“Pretend I’m George W. Bush, and we’re behind closed doors in the Oval Office,” said the interviewer. “I’m considering supporting drilling in the Arctic. You have one minute to persuade me otherwise.”

As an ardent environmentalist and a member of several organizations seeking to protect forests and wildlife refuges, Emory senior John A. Henderson could not have been more pleased with this scenario, posed to him in the last of three intensive Rhodes scholarship interviews.

“Immediately, I lit up and began to respectfully lay out the arguments against drilling,” Henderson says. “I had to gently but firmly argue my position.”

A few hours later, in the opulent Atlanta law offices of Alston and Bird where the final round for the Southeast region took place, Henderson found out that he would be one of thirty-two American Rhodes Scholars for 2003, among ninety selected worldwide.

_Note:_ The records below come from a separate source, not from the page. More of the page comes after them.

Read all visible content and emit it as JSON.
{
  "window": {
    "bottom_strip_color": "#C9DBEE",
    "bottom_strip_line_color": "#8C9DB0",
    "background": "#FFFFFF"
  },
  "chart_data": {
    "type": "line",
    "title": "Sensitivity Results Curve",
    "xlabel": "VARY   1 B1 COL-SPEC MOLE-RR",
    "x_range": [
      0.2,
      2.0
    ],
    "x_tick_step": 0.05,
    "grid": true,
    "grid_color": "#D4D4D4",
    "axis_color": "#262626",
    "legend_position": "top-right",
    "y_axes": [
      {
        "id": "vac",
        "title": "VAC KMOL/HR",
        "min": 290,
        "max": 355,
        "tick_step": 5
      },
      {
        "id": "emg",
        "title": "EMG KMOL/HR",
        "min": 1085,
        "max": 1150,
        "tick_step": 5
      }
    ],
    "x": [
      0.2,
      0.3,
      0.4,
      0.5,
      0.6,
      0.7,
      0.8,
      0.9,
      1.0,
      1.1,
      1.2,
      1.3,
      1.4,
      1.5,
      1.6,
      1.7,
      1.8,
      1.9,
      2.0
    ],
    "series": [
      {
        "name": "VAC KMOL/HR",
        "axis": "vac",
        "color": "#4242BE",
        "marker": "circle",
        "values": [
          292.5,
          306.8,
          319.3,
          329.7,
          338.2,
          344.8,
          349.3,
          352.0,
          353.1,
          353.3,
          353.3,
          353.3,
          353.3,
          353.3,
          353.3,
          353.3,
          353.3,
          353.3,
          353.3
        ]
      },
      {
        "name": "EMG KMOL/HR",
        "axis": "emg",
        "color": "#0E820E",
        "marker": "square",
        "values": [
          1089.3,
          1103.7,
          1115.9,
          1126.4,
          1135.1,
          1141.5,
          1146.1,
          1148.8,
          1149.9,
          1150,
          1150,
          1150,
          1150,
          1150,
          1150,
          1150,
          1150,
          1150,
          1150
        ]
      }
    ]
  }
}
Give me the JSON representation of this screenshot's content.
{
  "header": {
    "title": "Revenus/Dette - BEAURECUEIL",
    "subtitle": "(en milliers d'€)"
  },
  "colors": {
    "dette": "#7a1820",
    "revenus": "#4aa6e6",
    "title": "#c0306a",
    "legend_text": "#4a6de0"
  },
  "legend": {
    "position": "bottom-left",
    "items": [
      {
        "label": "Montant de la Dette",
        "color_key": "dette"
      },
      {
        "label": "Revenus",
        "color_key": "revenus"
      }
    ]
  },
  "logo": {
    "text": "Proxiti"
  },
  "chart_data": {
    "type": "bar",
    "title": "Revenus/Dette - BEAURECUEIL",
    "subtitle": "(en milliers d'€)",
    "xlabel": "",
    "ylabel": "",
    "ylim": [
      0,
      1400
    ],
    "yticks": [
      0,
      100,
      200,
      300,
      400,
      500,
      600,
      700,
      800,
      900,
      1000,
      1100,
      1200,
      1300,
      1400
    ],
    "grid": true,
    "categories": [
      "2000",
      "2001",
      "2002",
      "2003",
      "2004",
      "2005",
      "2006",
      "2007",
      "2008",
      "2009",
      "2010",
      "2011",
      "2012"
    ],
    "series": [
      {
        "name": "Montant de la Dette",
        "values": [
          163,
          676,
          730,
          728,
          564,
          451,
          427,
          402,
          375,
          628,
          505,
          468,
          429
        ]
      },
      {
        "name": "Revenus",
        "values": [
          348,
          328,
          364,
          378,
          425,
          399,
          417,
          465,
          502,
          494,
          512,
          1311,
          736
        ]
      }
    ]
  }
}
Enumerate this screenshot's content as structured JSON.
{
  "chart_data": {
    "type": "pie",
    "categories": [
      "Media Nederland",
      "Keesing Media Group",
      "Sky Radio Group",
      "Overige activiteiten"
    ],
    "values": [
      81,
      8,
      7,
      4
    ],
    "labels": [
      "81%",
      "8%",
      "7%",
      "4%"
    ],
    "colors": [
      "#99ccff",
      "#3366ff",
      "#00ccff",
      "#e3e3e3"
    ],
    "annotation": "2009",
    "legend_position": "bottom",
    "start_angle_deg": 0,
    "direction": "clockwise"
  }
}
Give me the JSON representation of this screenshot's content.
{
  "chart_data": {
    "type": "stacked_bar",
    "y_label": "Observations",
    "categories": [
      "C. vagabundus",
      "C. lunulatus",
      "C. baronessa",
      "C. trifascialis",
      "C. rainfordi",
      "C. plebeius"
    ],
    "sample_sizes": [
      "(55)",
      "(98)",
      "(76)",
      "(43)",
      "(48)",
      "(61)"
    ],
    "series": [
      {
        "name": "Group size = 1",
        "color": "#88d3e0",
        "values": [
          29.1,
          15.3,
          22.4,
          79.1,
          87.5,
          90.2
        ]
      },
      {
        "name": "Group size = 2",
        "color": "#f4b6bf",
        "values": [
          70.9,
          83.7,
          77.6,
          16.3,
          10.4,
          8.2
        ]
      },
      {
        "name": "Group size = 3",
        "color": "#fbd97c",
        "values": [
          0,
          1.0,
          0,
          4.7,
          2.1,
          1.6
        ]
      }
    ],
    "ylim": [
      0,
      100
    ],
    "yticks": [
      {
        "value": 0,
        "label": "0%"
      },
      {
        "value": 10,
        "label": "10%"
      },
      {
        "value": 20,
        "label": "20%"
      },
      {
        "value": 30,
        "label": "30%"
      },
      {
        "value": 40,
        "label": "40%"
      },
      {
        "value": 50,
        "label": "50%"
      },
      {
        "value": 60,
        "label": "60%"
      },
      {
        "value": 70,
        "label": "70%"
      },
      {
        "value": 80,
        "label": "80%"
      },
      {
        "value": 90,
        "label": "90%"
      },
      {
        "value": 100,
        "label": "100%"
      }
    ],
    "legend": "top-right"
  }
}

The Rhodes, a hundred years old this year, offers two years of study at Oxford University (with a chance of renewal for a third year).

Henderson, who majored in political science with a focus on Latin American politics and minored in philosophy and Italian, will travel to England in September to begin pursuing a master’s of philosophy degree in political thought. A self-described progressive who worked on Green candidate Ralph Nader’s 2000 presidential campaign, Henderson aspires to a career in politics or academia through which he can help create a more responsive government “instead of the elite model we currently have.”

Associate Dean Joanne Brzinski, head of Emory’s office of scholarships and fellowships, helps prepare students for the Rhodes. “We have a philosophy that we want to select from accomplished students, not create accomplishments,” she says. “The competitiveness and intensity has increased, and students invest a great deal of time and energy knowing their chances are quite slim. My goal is to take very good students and help them present themselves as well as they can.”

One of nine students nominated by the University this year, Henderson is Emory’s seventeenth Rhodes Scholar. He was one of two scholars this year from Georgia (the other is Adam Cureton, a senior at the University of Georgia).

Henderson, who interned at the Carter Center last year, is a member of many social, political, and environmental organizations, including the Alaska Coalition of Georgia, Empty the Shelters, Georgia Coalition Against the War, Students Against Violence, the Heritage Forest Campaign, and the Atlanta Urban Debate League.

As a guitarist in the Atlanta folk-punk band “The Whelks,” (named after the Georgia state shell,) Henderson hangs out in the funky Little Five Points section of Atlanta and sees music as another form of activism. His influences include Led Zeppelin, Neil Young, Bob Dylan, Pete Seeger, and Woody Guthrie.

“I use music . . . to uplift the downtrodden and tell silenced stories,” he says. “I try to foster thought by adding my political voice to the many others.”—M.J.L.